Zi Jin resta bouche bée en entendant «
Sur le souverain et son ministre
». Elle pensa
: «
Oncle Grand Précepteur, cela fait des années que je n’ai pas mis les pieds à l’école primaire. Pourriez-vous arrêter de nous donner des devoirs
?
»
Zi Jin se retourna et vit Jun Lin partir triomphalement avec son camarade d'études. Elle pensa : Je ne serais pas un gentleman si je ne vengeais pas cela !
Une fois tout le monde parti, Jun'an s'approcha de Zi Jin et lui demanda : « Ta main va bien ? »

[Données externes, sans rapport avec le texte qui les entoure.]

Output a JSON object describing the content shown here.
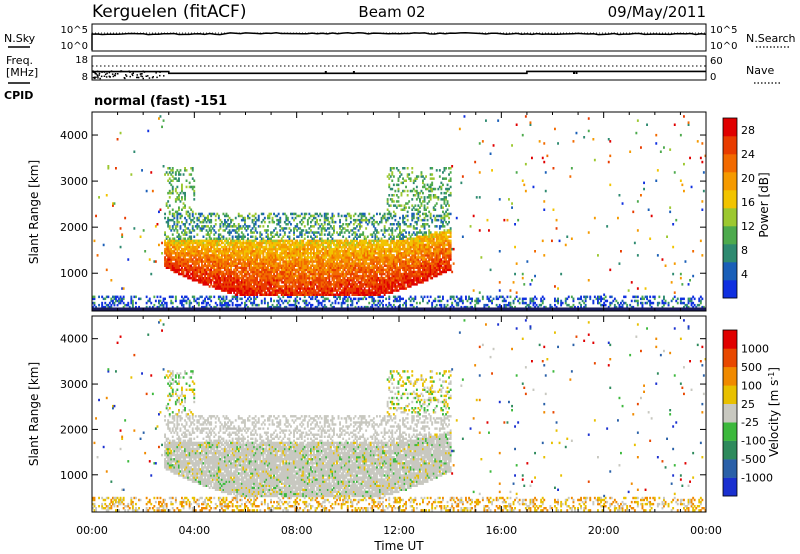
{
  "header": {
    "station": "Kerguelen (fitACF)",
    "beam": "Beam 02",
    "date": "09/May/2011"
  },
  "noise_panel": {
    "left_label": "N.Sky",
    "right_label": "N.Search",
    "left_ticks": [
      "10^5",
      "10^0"
    ],
    "right_ticks": [
      "10^5",
      "10^0"
    ]
  },
  "freq_panel": {
    "left_label_1": "Freq.",
    "left_label_2": "[MHz]",
    "right_label": "Nave",
    "left_ticks": [
      "18",
      "8"
    ],
    "right_ticks": [
      "60",
      "0"
    ],
    "cpid_label": "CPID",
    "mode": "normal (fast) -151",
    "freq_steps": [
      {
        "t0": 0.0,
        "t1": 3.0,
        "value": 11.5
      },
      {
        "t0": 3.0,
        "t1": 17.0,
        "value": 10.8
      },
      {
        "t0": 17.0,
        "t1": 24.0,
        "value": 11.6
      }
    ]
  },
  "colors": {
    "power": [
      "#1030e0",
      "#1a5fb8",
      "#2e8a70",
      "#4daa4d",
      "#9cc830",
      "#f2c400",
      "#f59a00",
      "#f26a00",
      "#e83c00",
      "#e00000"
    ],
    "velocity": [
      "#1a30d0",
      "#2a60a8",
      "#2e8a5c",
      "#3cb83c",
      "#c8c8c0",
      "#e8c000",
      "#f08a00",
      "#e84800",
      "#e00000"
    ]
  },
  "chart_data": [
    {
      "type": "heatmap",
      "name": "power",
      "xlabel": "",
      "ylabel": "Slant Range [km]",
      "xlim": [
        0,
        24
      ],
      "ylim": [
        180,
        4500
      ],
      "yticks": [
        "1000",
        "2000",
        "3000",
        "4000"
      ],
      "colorbar_label": "Power [dB]",
      "colorbar_ticks": [
        "4",
        "8",
        "12",
        "16",
        "20",
        "24",
        "28"
      ],
      "colorbar_range": [
        0,
        30
      ]
    },
    {
      "type": "heatmap",
      "name": "velocity",
      "xlabel": "Time UT",
      "ylabel": "Slant Range [km]",
      "xlim": [
        0,
        24
      ],
      "ylim": [
        180,
        4500
      ],
      "yticks": [
        "1000",
        "2000",
        "3000",
        "4000"
      ],
      "xticks": [
        "00:00",
        "04:00",
        "08:00",
        "12:00",
        "16:00",
        "20:00",
        "00:00"
      ],
      "colorbar_label": "Velocity [m s",
      "colorbar_label_sup": "-1",
      "colorbar_label_end": "]",
      "colorbar_ticks": [
        "-1000",
        "-500",
        "-100",
        "-25",
        "25",
        "100",
        "500",
        "1000"
      ]
    }
  ]
}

Zi Jin afficha un air impuissant.
Jun An prit la main blessée de Zi Jin, une pointe de chagrin brillant dans ses yeux : « Petit frère, viens avec moi chez maman, je vais te soigner. »
Zi Jin secoua la tête de la main droite : Pas besoin.
Sans un mot, Jun'an saisit Zi Jin et se dirigea vers le palais intérieur. Voyant sa maîtresse emmenée de force par le second prince, Xi Bao les suivit aussitôt.
Entraînée par Jun An, Zi Jin réfléchissait encore : cela faisait trois mois qu'elle vivait au palais et, hormis quelques salutations, elle n'avait guère eu de contact avec le second prince. Mais les avances inexplicables de Jun An ces derniers jours l'avaient laissée perplexe. Que pouvait-il bien se passer ? Elle devrait absolument en parler à Yu Luo à son retour.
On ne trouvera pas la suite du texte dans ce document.